Partager l'article ! 34. Ibn al-Nafis (1210 - 1288): Biographie Alaa Uddine Ali Ibn Abi al-Hazm al-Qurashi, surnommé Ibn al-Nafis, est né dans les environ ...
Biographie
Alaa Uddine Ali Ibn Abi al-Hazm al-Qurashi, surnommé Ibn al-Nafis, est né dans les environs de Damas, où il a grandi et fait ses études. Il apprit la médecine auprès de Dakhour, médecin-chef de l'hôpital al-Nouri, ainsi qu'auprès de grands maîtres tels que Amraan l'israélite et Radi Ed-Dine al-Réhabi. Il a enseigné, à son tour, la médecine, et supervisé un pavillon de l'hôpital al-Nouri. Il se rendit ensuite au Caire où il travailla à l'hôpital al-Nassiri, montant en grade jusqu'à devenir le médecin-chef de toute l'Egypte.1 Ses contemporains lui donnaient la même stature qu'Ibn Sina au plan de l'autorité scientifique et de la connaissance médicale. L'on raconte même qu'il connaissait par coeur le Canon d'Ibn Sina et était imprégné des livres de Galien.2 «Pour rédiger ses ouvrages, il se bornait à écrire ce qu'il retenait, s'appuyant sur ses expériences, ses observations et ses découvertes»3 sans revenir à une quelconque référence.

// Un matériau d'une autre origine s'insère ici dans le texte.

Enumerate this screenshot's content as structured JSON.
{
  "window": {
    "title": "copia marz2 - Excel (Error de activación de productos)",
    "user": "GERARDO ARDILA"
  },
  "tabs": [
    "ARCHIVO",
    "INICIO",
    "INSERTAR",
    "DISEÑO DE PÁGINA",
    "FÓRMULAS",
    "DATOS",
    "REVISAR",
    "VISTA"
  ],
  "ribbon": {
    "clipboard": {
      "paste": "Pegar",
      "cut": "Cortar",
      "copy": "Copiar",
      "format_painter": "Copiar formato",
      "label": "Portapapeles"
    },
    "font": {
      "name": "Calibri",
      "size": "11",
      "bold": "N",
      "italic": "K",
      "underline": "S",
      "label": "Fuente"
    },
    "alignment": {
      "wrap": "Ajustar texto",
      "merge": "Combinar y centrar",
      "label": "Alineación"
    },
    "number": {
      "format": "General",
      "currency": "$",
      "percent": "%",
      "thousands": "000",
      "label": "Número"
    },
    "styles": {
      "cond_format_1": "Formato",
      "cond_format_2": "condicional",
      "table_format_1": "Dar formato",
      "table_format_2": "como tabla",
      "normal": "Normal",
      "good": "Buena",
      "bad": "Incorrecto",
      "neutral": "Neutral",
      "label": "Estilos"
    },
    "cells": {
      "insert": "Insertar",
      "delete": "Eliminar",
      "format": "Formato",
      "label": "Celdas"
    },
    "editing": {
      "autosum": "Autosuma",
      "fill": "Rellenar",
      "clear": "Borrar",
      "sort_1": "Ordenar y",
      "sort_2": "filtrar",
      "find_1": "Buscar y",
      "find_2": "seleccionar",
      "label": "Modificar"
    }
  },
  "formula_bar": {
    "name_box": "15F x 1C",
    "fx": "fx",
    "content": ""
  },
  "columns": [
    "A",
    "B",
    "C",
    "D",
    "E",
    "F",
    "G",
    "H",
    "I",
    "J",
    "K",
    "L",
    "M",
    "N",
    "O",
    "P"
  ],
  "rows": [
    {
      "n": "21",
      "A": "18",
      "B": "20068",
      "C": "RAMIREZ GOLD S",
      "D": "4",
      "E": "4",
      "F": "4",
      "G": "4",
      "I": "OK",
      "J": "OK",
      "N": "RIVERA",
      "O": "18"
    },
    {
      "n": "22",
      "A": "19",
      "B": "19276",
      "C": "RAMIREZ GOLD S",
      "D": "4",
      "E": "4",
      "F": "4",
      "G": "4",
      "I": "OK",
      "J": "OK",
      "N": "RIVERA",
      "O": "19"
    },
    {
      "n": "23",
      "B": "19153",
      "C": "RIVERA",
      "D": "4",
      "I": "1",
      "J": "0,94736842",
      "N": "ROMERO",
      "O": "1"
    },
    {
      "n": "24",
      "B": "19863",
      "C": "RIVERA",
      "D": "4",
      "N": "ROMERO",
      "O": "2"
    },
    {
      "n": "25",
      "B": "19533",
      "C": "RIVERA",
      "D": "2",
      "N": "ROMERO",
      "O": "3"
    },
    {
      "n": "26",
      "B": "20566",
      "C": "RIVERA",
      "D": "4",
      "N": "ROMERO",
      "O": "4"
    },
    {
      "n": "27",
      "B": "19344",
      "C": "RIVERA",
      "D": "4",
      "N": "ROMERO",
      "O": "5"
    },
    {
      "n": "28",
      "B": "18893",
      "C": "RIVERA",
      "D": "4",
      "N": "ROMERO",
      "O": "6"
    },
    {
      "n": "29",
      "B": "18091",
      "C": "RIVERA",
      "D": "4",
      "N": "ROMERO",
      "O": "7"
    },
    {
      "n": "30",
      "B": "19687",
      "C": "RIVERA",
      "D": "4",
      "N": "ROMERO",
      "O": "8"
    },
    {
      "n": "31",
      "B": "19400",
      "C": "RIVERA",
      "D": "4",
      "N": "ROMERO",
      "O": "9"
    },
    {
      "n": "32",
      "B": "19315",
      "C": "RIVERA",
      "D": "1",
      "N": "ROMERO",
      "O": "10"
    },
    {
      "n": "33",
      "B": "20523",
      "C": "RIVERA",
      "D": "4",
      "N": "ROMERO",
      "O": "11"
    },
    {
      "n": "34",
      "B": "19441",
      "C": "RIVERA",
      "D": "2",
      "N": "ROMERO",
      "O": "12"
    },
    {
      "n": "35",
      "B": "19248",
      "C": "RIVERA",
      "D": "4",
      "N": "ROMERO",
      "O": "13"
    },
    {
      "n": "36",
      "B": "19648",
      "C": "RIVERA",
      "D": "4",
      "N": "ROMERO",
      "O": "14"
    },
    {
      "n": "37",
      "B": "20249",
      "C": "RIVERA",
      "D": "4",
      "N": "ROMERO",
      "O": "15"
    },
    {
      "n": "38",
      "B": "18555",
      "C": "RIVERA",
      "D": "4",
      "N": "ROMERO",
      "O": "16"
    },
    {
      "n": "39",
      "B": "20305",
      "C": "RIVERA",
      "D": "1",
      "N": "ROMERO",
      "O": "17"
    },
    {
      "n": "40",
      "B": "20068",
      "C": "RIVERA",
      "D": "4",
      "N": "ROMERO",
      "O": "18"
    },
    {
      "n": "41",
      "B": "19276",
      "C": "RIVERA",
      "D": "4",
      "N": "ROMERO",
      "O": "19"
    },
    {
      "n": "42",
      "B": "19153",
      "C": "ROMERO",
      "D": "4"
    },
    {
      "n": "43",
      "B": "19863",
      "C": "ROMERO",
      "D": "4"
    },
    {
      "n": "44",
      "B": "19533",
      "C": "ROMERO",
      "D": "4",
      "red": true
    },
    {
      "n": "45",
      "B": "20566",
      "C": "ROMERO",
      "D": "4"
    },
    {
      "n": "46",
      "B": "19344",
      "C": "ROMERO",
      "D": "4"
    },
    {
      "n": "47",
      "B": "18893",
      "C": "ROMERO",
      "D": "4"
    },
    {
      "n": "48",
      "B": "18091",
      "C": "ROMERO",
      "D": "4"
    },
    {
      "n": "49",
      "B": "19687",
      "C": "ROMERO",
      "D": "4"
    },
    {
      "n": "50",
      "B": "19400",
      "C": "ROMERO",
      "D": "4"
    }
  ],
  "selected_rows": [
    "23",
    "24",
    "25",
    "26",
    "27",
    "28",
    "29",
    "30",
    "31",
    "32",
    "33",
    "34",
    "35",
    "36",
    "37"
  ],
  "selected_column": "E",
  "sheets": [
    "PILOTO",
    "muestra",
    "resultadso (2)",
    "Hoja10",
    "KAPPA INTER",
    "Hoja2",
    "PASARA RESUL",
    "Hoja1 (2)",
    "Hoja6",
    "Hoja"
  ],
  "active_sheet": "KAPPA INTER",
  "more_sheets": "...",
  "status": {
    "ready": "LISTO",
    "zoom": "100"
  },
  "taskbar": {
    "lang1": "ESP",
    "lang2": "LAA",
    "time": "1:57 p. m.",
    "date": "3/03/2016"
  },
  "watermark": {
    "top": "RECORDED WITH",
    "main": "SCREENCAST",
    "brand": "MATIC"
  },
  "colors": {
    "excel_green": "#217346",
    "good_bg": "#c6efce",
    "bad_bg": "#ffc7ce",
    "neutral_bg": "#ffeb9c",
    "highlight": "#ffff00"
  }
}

Ibn al-Nafis avait également de vastes connaissances dans d'autres disciplines, telles que la philosophie, la logique, la grammaire, et la jurisprudence. Il n'était pas homme à admettre les choses, même venant d'illustres savants, sans argumentation ou débat. C'est ainsi qu'il a critiqué les exposés de Galien en médecine, qu'il a qualifiés de faibles et de compliqués.4
Contributions scientifiques
Ibn al-Nafis était un médecin hors pair en son temps, et l'un des plus célèbres médecins de Damas. Il était le précurseur dans la découverte de la circulation sanguine pulmonaire, qu'il décrivit de manière scientifique et correcte, précédant de la sorte Miguel Servede auquel les Européens attribuent cette découverte.5
Adoptant la dissection comme méthode de travail, Ibn al-Nafis a abouti à un certain nombre de résultats, notamment :6
1. Découverte de la circulation sanguine dans les artères coronaires;
2. La circulation sanguine vers les poumons pour les fournir en air et non en aliments ;
3. Inexistence d'air ou de sédiments dans les artères pulmonaires (comme le prétendait Galien), et présence du sang seulement.
OEuvres
Ibn al-Nafis a laissé un certain nombre d'ouvrages, entre autres7
-«Sharh Tashrih al-Qanun» dans lequel il explique le chapitre relatif à la dissection de l'ouvrage «Le Canon» d'Ibn Sina, et dans lequel il critique quelques-unes des assertions de ce dernier. L'ouvrage demeura enfoui aux tréfonds des bibliothèques jusqu'à sa découverte, en 1924, par le médecin égyptien, le Dr Mohyeddine al-Tarawy, dans la bibliothèque de Berlin. Il entreprit son étude aux fins d'obtention du Doctorat de l'Université de Fribourg en Allemagne.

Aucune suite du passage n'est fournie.